As altas taxas de frete criam dificuldades na gestão de preços nos principais países do mundo. O Canal do Panamá, que movimenta 4% a 5% do comércio global, registou a precipitação mais baixa desde 1950 (41% abaixo da média, em Outubro de 2023), causando grandes perturbações nas suas operações desde o segundo semestre do ano até ao passado. recentemente.

READ  Turistas se afogam nas Cataratas do Iguaçu, na Argentina, a terceira maior cachoeira do mundo

A WWA (World Weather Attribution), uma organização multinacional que estuda as alterações climáticas, indicou no mês passado que o El Niño era o culpado pela baixa pluviosidade que tem dificultado a passagem de navios no Canal do Panamá. De acordo com um relatório divulgado no mês passado pelo Centro Climático da Cruz Vermelha e do Crescente Vermelho, pela Rede Mundial de Ciência Meteorológica e pela organização de investigação sem fins lucrativos Climate, o Panamá registou um total de 149 dias de ondas de calor anualmente até meados de Maio. No ano passado, pelo mesmo período deste ano, o maior do mundo, foi escolhido como um dos cinco locais afetados pela onda de calor.
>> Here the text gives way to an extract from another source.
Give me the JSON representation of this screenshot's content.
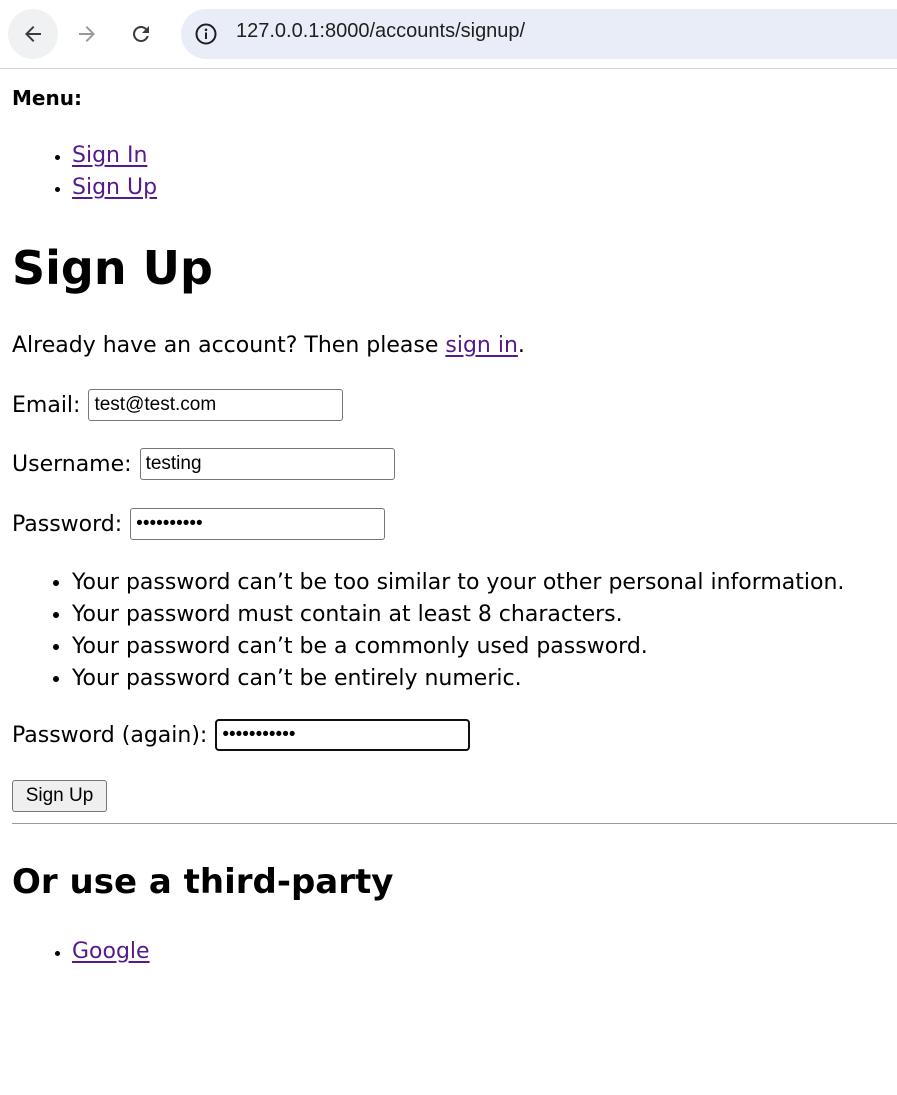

No dia 13, a Administração Meteorológica da China anunciou através do site Weibo (a versão chinesa da Agência Meteorológica) que “a temperatura da superfície pode ser semelhante ou subir mais durante vários dias”, e recomendou “não sair com crianças ou animais de estimação, pois são mais afetados em relação à temperatura da superfície devido à sua baixa estatura.”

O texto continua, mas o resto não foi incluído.